Plan Marshall du logement 

Reçu par la sénatrice et maire des XVe et XVIe arrondissements de la ville, Samia Ghali, Yannick Jadot est venu samedi rappeler aux bons souvenirs des Marseillais l’importance de la question écologique et européenne dans leur vie quotidienne. «Nous voulons un plan Marshall sur la question du logement qui bénéficiera tant à Roubaix qu’à Marseille. L’Europe doit être utile et concrète. Elle a une capacité d’investissement essentielle», a lancé Yannick Jadot au petit auditoire massé devant le hangar de la Déviation, un centre de recherche et de diffusion artistique, première étape du déplacement du candidat. «La société écolo, elle n’est pas à inventer, reprend-il. Elle est déjà là. Les énergies renouvelables, les paysans bio, les dynamiques culturelles, elles existent déjà, mais il faut qu’elles soient au cœur de la politique et pas en marge.» Rien à voir, selon lui, avec la politique écologique d’Emmanuel Macron, à laquelle le candidat s’oppose fermement : «Macron n’agit pas, c’est une écologie de la promesse et du renoncement».

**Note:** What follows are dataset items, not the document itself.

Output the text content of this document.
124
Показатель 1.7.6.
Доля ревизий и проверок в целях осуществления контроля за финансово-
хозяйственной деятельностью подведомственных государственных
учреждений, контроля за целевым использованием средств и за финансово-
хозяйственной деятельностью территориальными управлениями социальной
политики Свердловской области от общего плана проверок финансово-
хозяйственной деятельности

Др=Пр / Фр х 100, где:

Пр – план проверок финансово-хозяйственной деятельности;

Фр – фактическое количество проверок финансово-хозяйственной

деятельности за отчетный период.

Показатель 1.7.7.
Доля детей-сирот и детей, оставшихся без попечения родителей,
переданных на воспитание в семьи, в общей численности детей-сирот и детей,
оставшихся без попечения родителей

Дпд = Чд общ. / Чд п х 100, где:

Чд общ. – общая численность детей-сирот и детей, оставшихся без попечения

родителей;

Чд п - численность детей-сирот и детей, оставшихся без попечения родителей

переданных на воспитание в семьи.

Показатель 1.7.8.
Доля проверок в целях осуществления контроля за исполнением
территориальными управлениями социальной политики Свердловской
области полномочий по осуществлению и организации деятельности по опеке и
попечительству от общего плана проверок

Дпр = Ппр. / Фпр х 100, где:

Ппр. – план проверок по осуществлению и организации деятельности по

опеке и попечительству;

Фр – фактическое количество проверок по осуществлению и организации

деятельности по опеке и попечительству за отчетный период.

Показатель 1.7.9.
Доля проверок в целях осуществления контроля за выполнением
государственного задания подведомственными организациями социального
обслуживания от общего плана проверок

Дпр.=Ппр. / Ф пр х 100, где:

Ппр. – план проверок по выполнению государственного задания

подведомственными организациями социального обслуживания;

Pour autant, pas question de faire de ce scrutin européen un référendum pour ou contre la politique de l’actuel président de la République. «Je trouve détestable de renationaliser le débat. Tous ceux qui font de cette élection leur revanche sur Macron abusent les Français, désertent le combat européen, et abandonnent l’Europe aux extrêmes droites», a-t-il assené. Une adresse probable à Jean-Luc Mélenchon, venu au même moment soutenir Manon Aubry, la tête de liste France Insoumise, dans un meeting à Marseille.

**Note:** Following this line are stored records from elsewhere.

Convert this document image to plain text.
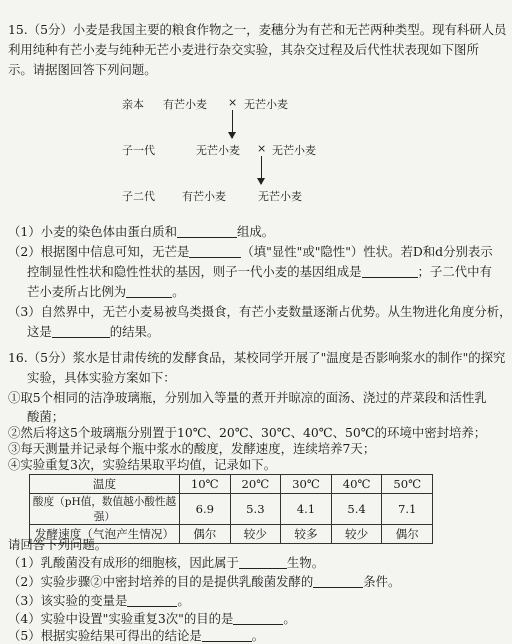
15.（5分）小麦是我国主要的粮食作物之一，麦穗分为有芒和无芒两种类型。现有科研人员
利用纯种有芒小麦与纯种无芒小麦进行杂交实验，其杂交过程及后代性状表现如下图所
示。请据图回答下列问题。
亲本 有芒小麦 × 无芒小麦
子一代	无芒小麦 × 无芒小麦
子二代 有芒小麦	无芒小麦
（1）小麦的染色体由蛋白质和	组成。
（2）根据图中信息可知，无芒是	（填"显性"或"隐性"）性状。若D和d分别表示
控制显性性状和隐性性状的基因，则子一代小麦的基因组成是	；子二代中有
芒小麦所占比例为	。
（3）自然界中，无芒小麦易被鸟类摄食，有芒小麦数量逐渐占优势。从生物进化角度分析，
这是	的结果。
16.（5分）浆水是甘肃传统的发酵食品，某校同学开展了"温度是否影响浆水的制作"的探究
实验，具体实验方案如下：
①取5个相同的洁净玻璃瓶，分别加入等量的煮开并晾凉的面汤、浇过的芹菜段和活性乳
酸菌；
②然后将这5个玻璃瓶分别置于10℃、20℃、30℃、40℃、50℃的环境中密封培养；
温度	10℃	20℃	30℃	40℃	50℃
酸度（pH值，数值越小酸性越强）	6.9	5.3	4.1	5.4	7.1
发酵速度（气泡产生情况）	偶尔	较少	较多	较少	偶尔
请回答下列问题。
（1）乳酸菌没有成形的细胞核，因此属于	生物。
（2）实验步骤②中密封培养的目的是提供乳酸菌发酵的	条件。
（3）该实验的变量是	。
（4）实验中设置"实验重复3次"的目的是	。
（5）根据实验结果可得出的结论是	。
③每天测量并记录每个瓶中浆水的酸度，发酵速度，连续培养7天；
④实验重复3次，实验结果取平均值，记录如下。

Déplacement de Yannick Jadot avec Samia Gali à Marseille dans la cité de La Savinne le 11 mai 2019

(Déplacement de Yannick Jadot avec Samia Gali à Marseille dans la cité de La Savine le 11 mai 2019. Photo Olivier Monge)

Doléances

«Il y a la politique de l’estrade et la politique qui vise à trouver des solutions avec les citoyens. Les soixante-dix-neuf candidats de notre liste sont partout sur le terrain, car on a besoin d’expliquer l’Europe». Joignant le geste à la parole, Yannick Jadot a quitté la carte postale pour prendre la direction de la cité de la Savine, un quartier en pleine rénovation du XVe arrondissement. Au pied des tours éventrées, en pleine démolition, des habitants et des membres de l’association des locataires sont venus à la rencontre du candidat. Les doléances pleuvent : «Pour prendre une douche, on consomme 32 litres d’eau, le triple de la normale !», lance une habitante. «Dans certains appartements, il pleut tellement que vous pouvez mettre des poissons dedans, ça ferait un aquarium !», lâche un voisin.

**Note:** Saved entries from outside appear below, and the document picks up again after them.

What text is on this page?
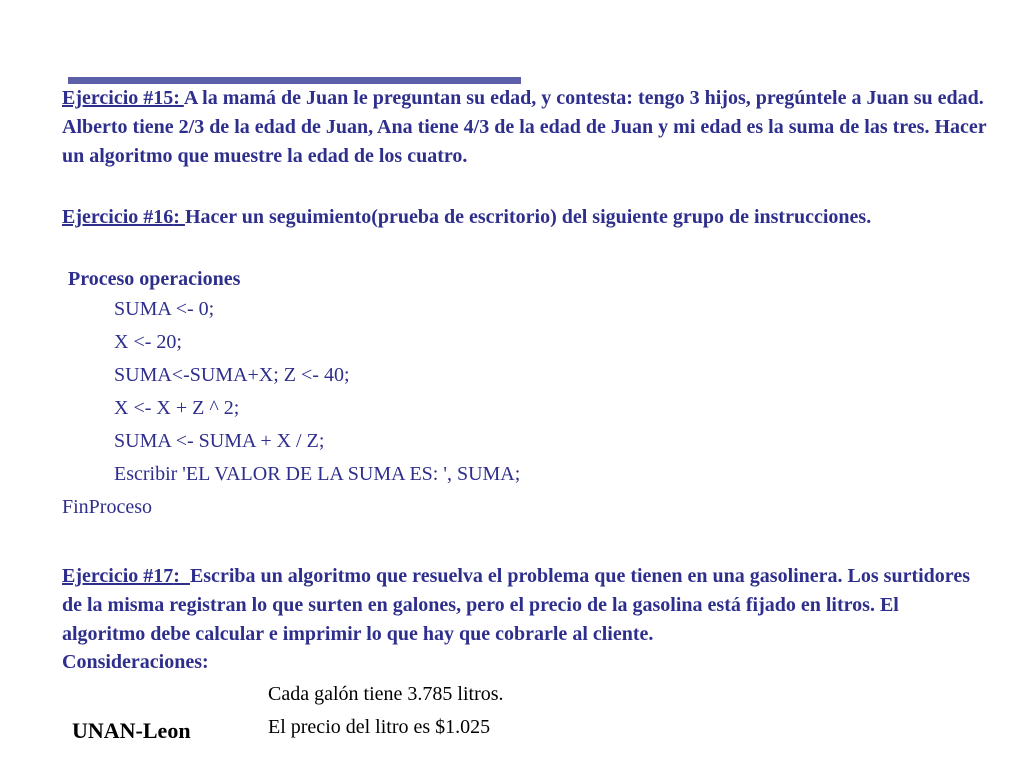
Ejercicio #15: A la mamá de Juan le preguntan su edad, y contesta: tengo 3 hijos, pregúntele a Juan su edad. Alberto tiene 2/3 de la edad de Juan, Ana tiene 4/3 de la edad de Juan y mi edad es la suma de las tres. Hacer un algoritmo que muestre la edad de los cuatro.
Ejercicio #16: Hacer un seguimiento(prueba de escritorio) del siguiente grupo de instrucciones.
Proceso operaciones
SUMA <- 0;
X <- 20;
SUMA<-SUMA+X; Z <- 40;
X <- X + Z ^ 2;
SUMA <- SUMA + X / Z;
Escribir 'EL VALOR DE LA SUMA ES: ', SUMA;
FinProceso
Ejercicio #17:  Escriba un algoritmo que resuelva el problema que tienen en una gasolinera. Los surtidores de la misma registran lo que surten en galones, pero el precio de la gasolina está fijado en litros. El algoritmo debe calcular e imprimir lo que hay que cobrarle al cliente.
Consideraciones:
Cada galón tiene 3.785 litros.
El precio del litro es $1.025
UNAN-Leon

Entre deux sourires complices aux riverains qu’elle connaît bien, Samia Ghali assène à Yannick Jadot : «J’ai honte de parler des Européennes avec les habitants. Je gère leur détresse au quotidien, comment voulez-vous qu’ils s’intéressent aux élections ?». Mme Sellami, «dame de fer», présidente de l’amicale des locataires, aurait envie d’y croire. «On espère que les élections européennes peuvent nous aider car on est dans un désarroi total», soupire-t-elle.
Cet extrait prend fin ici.